Treatment of bronchopulmonary allergic aspergillosis
The goal of treatment is to break the vicious cycle of constantly increasing the amount of antigenic material as a result of the growth of the fungus in the lumen of the bronchi. Important early and vigorous treatment to prevent severe changes in the lungs. Methods aimed at eliminating antigen from the respiratory tract are ineffective, since it is very difficult to release damaged bronchi from the fungus. The main treatment is systemic glucocorticosteroid therapy in high doses (up to 100 mg per day in the equivalent of prednisone).

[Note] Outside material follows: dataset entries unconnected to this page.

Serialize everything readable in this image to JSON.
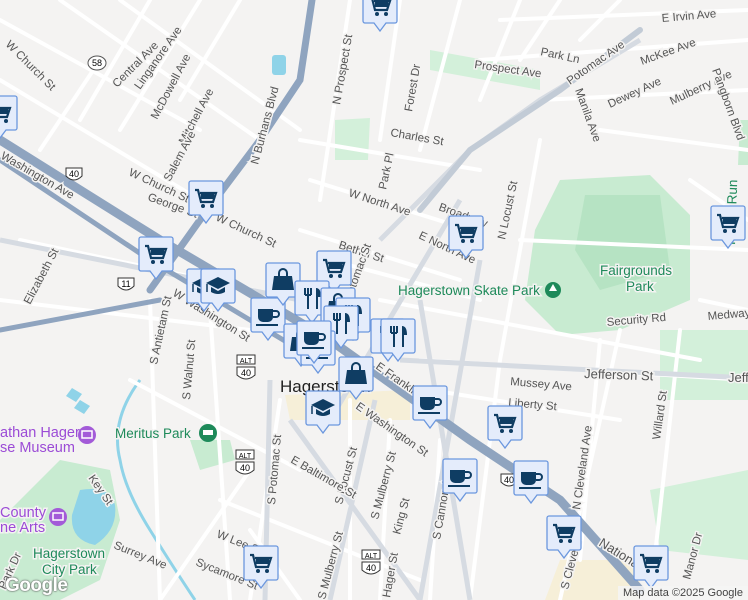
{
  "map": {
    "streets": {
      "w_church_st_nw": "W Church St",
      "central_ave": "Central Ave",
      "linganore_ave": "Linganore Ave",
      "mcdowell_ave": "McDowell Ave",
      "mitchell_ave": "Mitchell Ave",
      "salem_ave": "Salem Ave",
      "n_burhans_blvd": "N Burhans Blvd",
      "n_prospect_st": "N Prospect St",
      "forest_dr": "Forest Dr",
      "charles_st": "Charles St",
      "park_pl": "Park Pl",
      "w_north_ave": "W North Ave",
      "bethel_st": "Bethel St",
      "e_north_ave": "E North Ave",
      "broadway": "Broadway",
      "n_locust_st": "N Locust St",
      "potomac_ave": "Potomac Ave",
      "prospect_ave": "Prospect Ave",
      "park_ln": "Park Ln",
      "e_irvin_ave": "E Irvin Ave",
      "mckee_ave": "McKee Ave",
      "dewey_ave": "Dewey Ave",
      "mulberry_ave": "Mulberry Ave",
      "manila_ave": "Manila Ave",
      "pangborn_blvd": "Pangborn Blvd",
      "w_church_st": "W Church St",
      "w_church_st2": "W Church St",
      "george_st": "George St",
      "washington_ave": "Washington Ave",
      "elizabeth_st": "Elizabeth St",
      "w_washington_st": "W Washington St",
      "s_antietam_st": "S Antietam St",
      "s_walnut_st": "S Walnut St",
      "s_potomac_st": "S Potomac St",
      "s_locust_st": "S Locust St",
      "e_washington_st": "E Washington St",
      "e_franklin_st": "E Franklin St",
      "s_mulberry_st": "S Mulberry St",
      "king_st": "King St",
      "e_baltimore_st": "E Baltimore St",
      "s_cannon_ave": "S Cannon Ave",
      "mussey_ave": "Mussey Ave",
      "liberty_st": "Liberty St",
      "jefferson_st": "Jefferson St",
      "jefferson_st2": "Jeff",
      "security_rd": "Security Rd",
      "medway": "Medway",
      "n_cleveland_ave": "N Cleveland Ave",
      "willard_st": "Willard St",
      "s_cleveland": "S Clevela",
      "national_pike": "National",
      "manor_dr": "Manor Dr",
      "key_st": "Key St",
      "surrey_ave": "Surrey Ave",
      "w_lee_st": "W Lee St",
      "sycamore_st": "Sycamore St",
      "s_mulberry_st2": "S Mulberry St",
      "hager_st": "Hager St",
      "park_dr": "Park Dr",
      "n_potomac": "N Potomac St"
    },
    "shields": {
      "us40": "40",
      "us11": "11",
      "alt": "ALT",
      "md58": "58"
    },
    "places": {
      "city": "Hagerstown",
      "skate_park": "Hagerstown Skate Park",
      "fairgrounds_1": "Fairgrounds",
      "fairgrounds_2": "Park",
      "meritus_park": "Meritus Park",
      "museum_1": "athan Hager",
      "museum_2": "se Museum",
      "arts_1": "County",
      "arts_2": "ne Arts",
      "city_park_1": "Hagerstown",
      "city_park_2": "City Park",
      "hager_run": "Hager Run"
    },
    "colors": {
      "marker_bg": "#e4ecfb",
      "marker_border": "#6b97de",
      "marker_icon": "#0f3d63",
      "highway": "#8fa4bf",
      "park": "#c9ecd2"
    },
    "markers": [
      "cart",
      "cart",
      "cart",
      "cart",
      "school",
      "school",
      "coffee",
      "bag",
      "cart",
      "fork",
      "bag",
      "fork",
      "fork",
      "bag",
      "coffee",
      "coffee",
      "bag",
      "fork",
      "fork",
      "school",
      "coffee",
      "cart",
      "cart",
      "cart",
      "coffee",
      "coffee",
      "cart",
      "cart",
      "cart"
    ]
  },
  "footer": {
    "logo": "Google",
    "attribution": "Map data ©2025 Google"
  }
}
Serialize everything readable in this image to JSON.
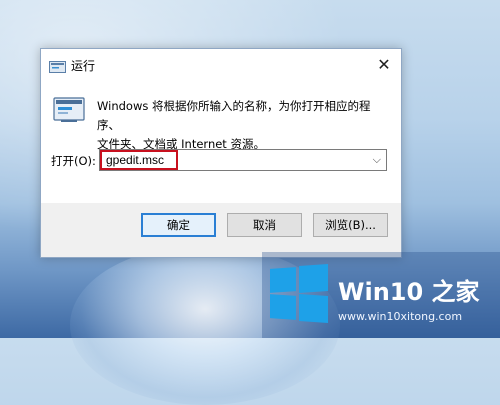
{
  "window": {
    "title": "运行",
    "close_glyph": "✕"
  },
  "dialog": {
    "description_line1": "Windows 将根据你所输入的名称，为你打开相应的程序、",
    "description_line2": "文件夹、文档或 Internet 资源。",
    "open_label": "打开(O):",
    "input_value": "gpedit.msc",
    "dropdown_glyph": "⌵",
    "highlight_color": "#c8101e"
  },
  "buttons": {
    "ok": "确定",
    "cancel": "取消",
    "browse": "浏览(B)..."
  },
  "watermark": {
    "brand": "Win10 之家",
    "url": "www.win10xitong.com"
  }
}
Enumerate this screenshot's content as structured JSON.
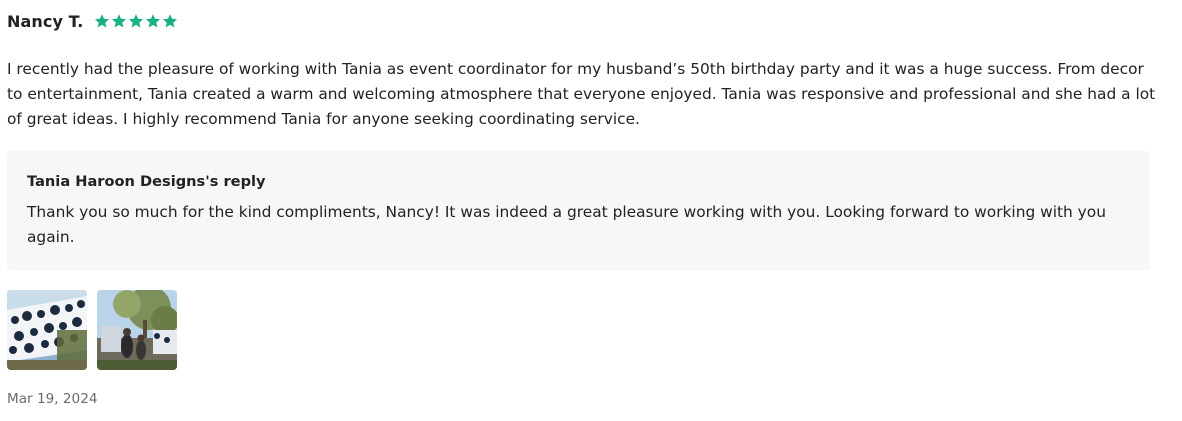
{
  "review": {
    "reviewer_name": "Nancy T.",
    "rating": 5,
    "rating_max": 5,
    "star_color": "#19b087",
    "body": "I recently had the pleasure of working with Tania as event coordinator for my husband’s 50th birthday party and it was a huge success. From decor to entertainment, Tania created a warm and welcoming atmosphere that everyone enjoyed. Tania was responsive and professional and she had a lot of great ideas. I highly recommend Tania for anyone seeking coordinating service.",
    "reply": {
      "title": "Tania Haroon Designs's reply",
      "body": "Thank you so much for the kind compliments, Nancy! It was indeed a great pleasure working with you. Looking forward to working with you again."
    },
    "photos": [
      {
        "icon": "review-photo-decor"
      },
      {
        "icon": "review-photo-party"
      }
    ],
    "date": "Mar 19, 2024"
  },
  "colors": {
    "text": "#222222",
    "muted_text": "#6b6b6b",
    "reply_background": "#f7f7f7"
  }
}
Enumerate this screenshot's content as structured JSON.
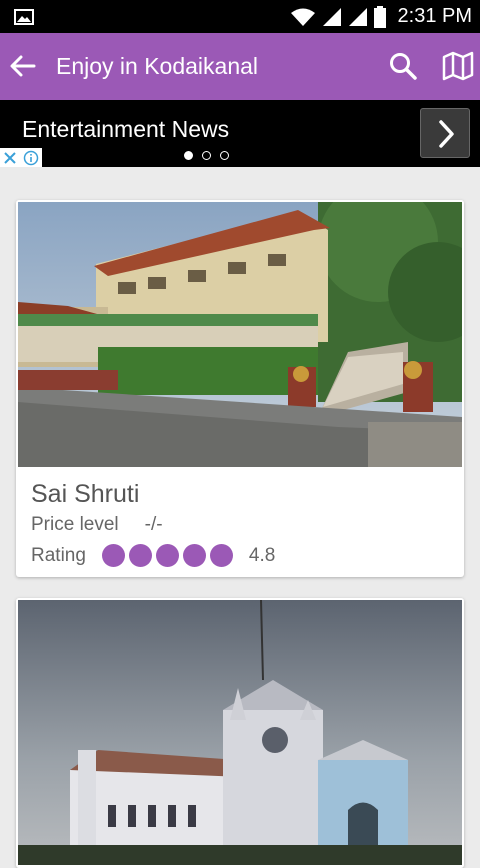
{
  "status": {
    "time": "2:31 PM"
  },
  "appbar": {
    "title": "Enjoy in Kodaikanal"
  },
  "ad": {
    "title": "Entertainment News"
  },
  "cards": [
    {
      "name": "Sai Shruti",
      "price_label": "Price level",
      "price_value": "-/-",
      "rating_label": "Rating",
      "rating_value": "4.8"
    }
  ],
  "colors": {
    "accent": "#9b59b6"
  }
}
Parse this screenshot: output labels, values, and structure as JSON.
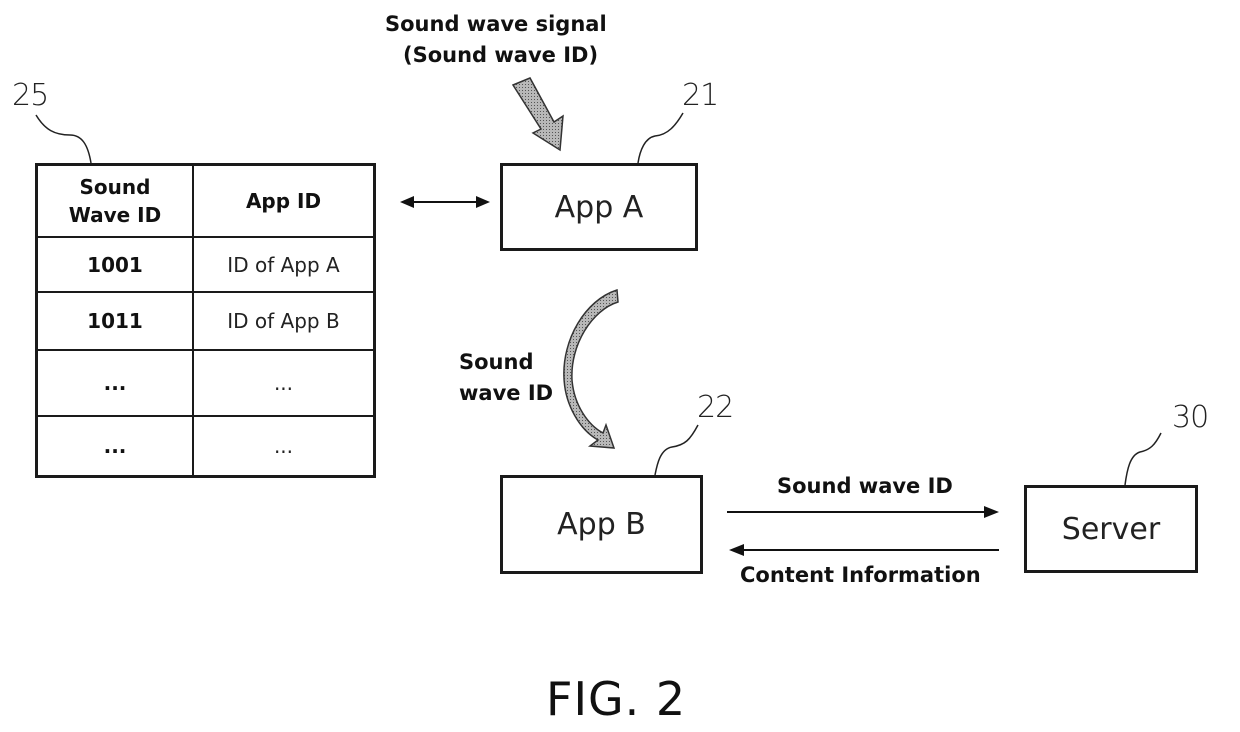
{
  "figure": {
    "caption": "FIG. 2"
  },
  "reference_numerals": {
    "table": "25",
    "app_a": "21",
    "app_b": "22",
    "server": "30"
  },
  "mapping_table": {
    "headers": [
      "Sound\nWave ID",
      "App ID"
    ],
    "header_lines": {
      "col1_line1": "Sound",
      "col1_line2": "Wave ID",
      "col2": "App ID"
    },
    "rows": [
      {
        "sound_wave_id": "1001",
        "app_id": "ID of App A"
      },
      {
        "sound_wave_id": "1011",
        "app_id": "ID of App B"
      },
      {
        "sound_wave_id": "...",
        "app_id": "..."
      },
      {
        "sound_wave_id": "...",
        "app_id": "..."
      }
    ]
  },
  "nodes": {
    "app_a": "App A",
    "app_b": "App B",
    "server": "Server"
  },
  "labels": {
    "incoming_signal_line1": "Sound wave signal",
    "incoming_signal_line2": "(Sound wave ID)",
    "transfer_line1": "Sound",
    "transfer_line2": "wave ID",
    "to_server": "Sound wave ID",
    "from_server": "Content Information"
  },
  "colors": {
    "line": "#1a1a1a",
    "arrow_fill": "#9a9a9a"
  }
}
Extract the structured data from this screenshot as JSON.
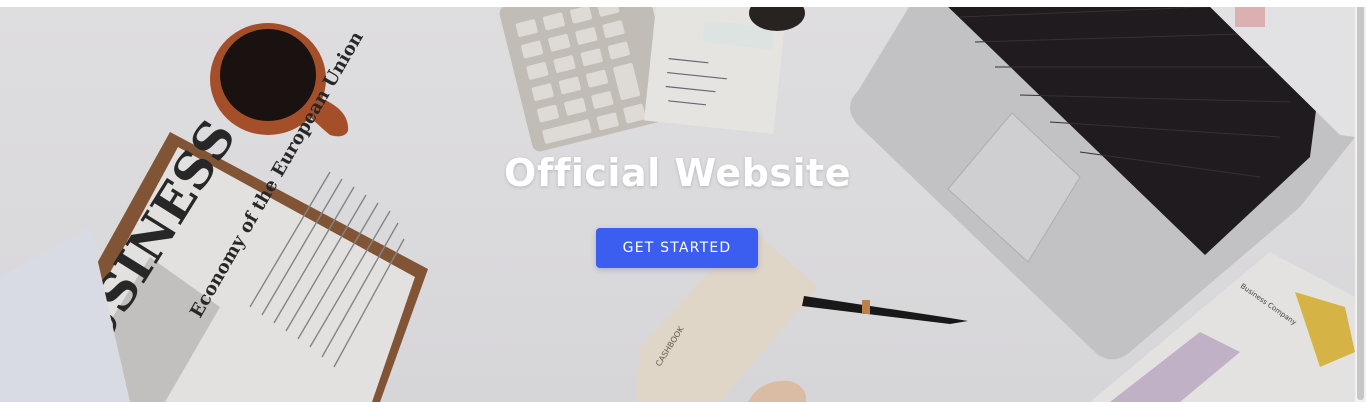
{
  "hero": {
    "title": "Official Website",
    "cta_label": "GET STARTED",
    "accent_color": "#3b5df0"
  },
  "background_photo": {
    "newspaper_headline": "BUSINESS",
    "newspaper_subhead": "Economy of the European Union",
    "notebook_label": "CASHBOOK",
    "document_title": "Business Company"
  }
}
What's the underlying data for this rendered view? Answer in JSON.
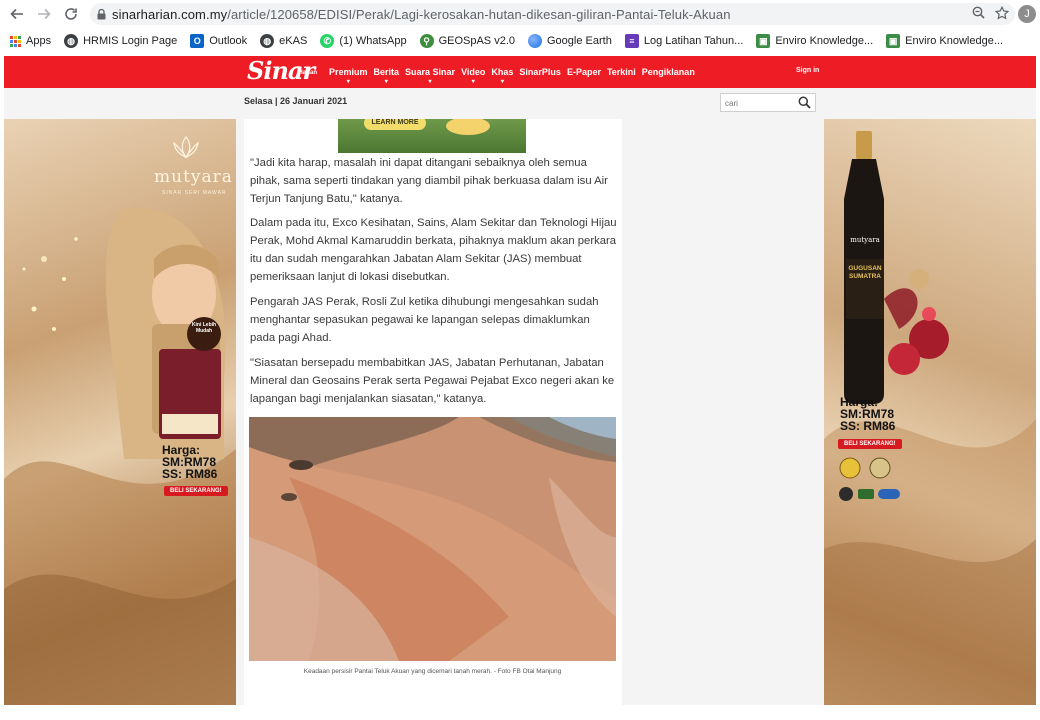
{
  "browser": {
    "url_host": "sinarharian.com.my",
    "url_path": "/article/120658/EDISI/Perak/Lagi-kerosakan-hutan-dikesan-giliran-Pantai-Teluk-Akuan",
    "profile_initial": "J"
  },
  "bookmarks": [
    {
      "label": "Apps",
      "icon": "apps-grid-icon"
    },
    {
      "label": "HRMIS Login Page",
      "icon": "globe-icon"
    },
    {
      "label": "Outlook",
      "icon": "outlook-icon"
    },
    {
      "label": "eKAS",
      "icon": "globe-icon"
    },
    {
      "label": "(1) WhatsApp",
      "icon": "whatsapp-icon"
    },
    {
      "label": "GEOSpAS v2.0",
      "icon": "geospas-icon"
    },
    {
      "label": "Google Earth",
      "icon": "google-earth-icon"
    },
    {
      "label": "Log Latihan Tahun...",
      "icon": "forms-icon"
    },
    {
      "label": "Enviro Knowledge...",
      "icon": "image-icon"
    },
    {
      "label": "Enviro Knowledge...",
      "icon": "image-icon"
    }
  ],
  "site": {
    "logo": "Sinar",
    "logo_sub": "Harian",
    "nav": [
      {
        "label": "Premium",
        "caret": true
      },
      {
        "label": "Berita",
        "caret": true
      },
      {
        "label": "Suara Sinar",
        "caret": true
      },
      {
        "label": "Video",
        "caret": true
      },
      {
        "label": "Khas",
        "caret": true
      },
      {
        "label": "SinarPlus",
        "caret": false
      },
      {
        "label": "E-Paper",
        "caret": false
      },
      {
        "label": "Terkini",
        "caret": false
      },
      {
        "label": "Pengiklanan",
        "caret": false
      }
    ],
    "sign_in": "Sign in",
    "date": "Selasa | 26 Januari 2021",
    "search_placeholder": "cari"
  },
  "ads": {
    "left": {
      "brand": "mutyara",
      "tagline": "SINAR SERI MAWAR",
      "badge": "Kini Lebih Mudah",
      "price_label": "Harga:",
      "price_sm": "SM:RM78",
      "price_ss": "SS: RM86",
      "cta": "BELI SEKARANG!"
    },
    "right": {
      "brand": "mutyara",
      "product": "GUGUSAN SUMATRA",
      "price_label": "Harga:",
      "price_sm": "SM:RM78",
      "price_ss": "SS: RM86",
      "cta": "BELI SEKARANG!"
    },
    "banner_cta": "LEARN MORE"
  },
  "article": {
    "paragraphs": [
      "\"Jadi kita harap, masalah ini dapat ditangani sebaiknya oleh semua pihak, sama seperti tindakan yang diambil pihak berkuasa dalam isu Air Terjun Tanjung Batu,\" katanya.",
      "Dalam pada itu, Exco Kesihatan, Sains, Alam Sekitar dan Teknologi Hijau Perak, Mohd Akmal Kamaruddin berkata, pihaknya maklum akan perkara itu dan sudah mengarahkan Jabatan Alam Sekitar (JAS) membuat pemeriksaan lanjut di lokasi disebutkan.",
      "Pengarah JAS Perak, Rosli Zul ketika dihubungi mengesahkan sudah menghantar sepasukan pegawai ke lapangan selepas dimaklumkan pada pagi Ahad.",
      "\"Siasatan bersepadu membabitkan JAS, Jabatan Perhutanan, Jabatan Mineral dan Geosains Perak serta Pegawai Pejabat Exco negeri akan ke lapangan bagi menjalankan siasatan,\" katanya."
    ],
    "caption": "Keadaan persisir Pantai Teluk Akuan yang dicemari tanah merah. - Foto FB Otai Manjung"
  }
}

Glucocorticosteroid drugs, reducing allergic inflammation, mucus secretion and eliminating airway obstruction, contribute to more efficient secretion of the fungus. Treatment lasts two to three months, if necessary – longer. Inhaled steroids are not effective and do not prevent recurrence of infiltrates. Antimycotic agents are used: natamycin in the form of an aerosol of 2.5 mg in a 2.5% suspension two to three times a day in combination with nystatin (3 LLC LLC – 4 LLC LLC ED inside and in the form of an aerosol). With concomitant bacterial infection, antibiotics are prescribed in combination with anti-allergic therapy. Specific immunotherapy is not recommended, since with subcutaneous injections of antigen extract, pronounced local (Arthus phenomenon) and systemic reactions are possible. Intal well prevents immediate and delayed bronchospastic responses to an antigen (provocative test), but information about the effectiveness of its regular therapeutic use is contradictory. In some cases, mucolytic aerosols (N-acetylcysteine) are used, but their purpose is limited by the possible development of allergic reactions.
Prevention of bronchopulmonary allergic aspergillosis
Prevention consists in preventing the inhalation of air containing high concentrations of A. fumigatus spores (in the locations of compost, rotting organic matter, grain storage).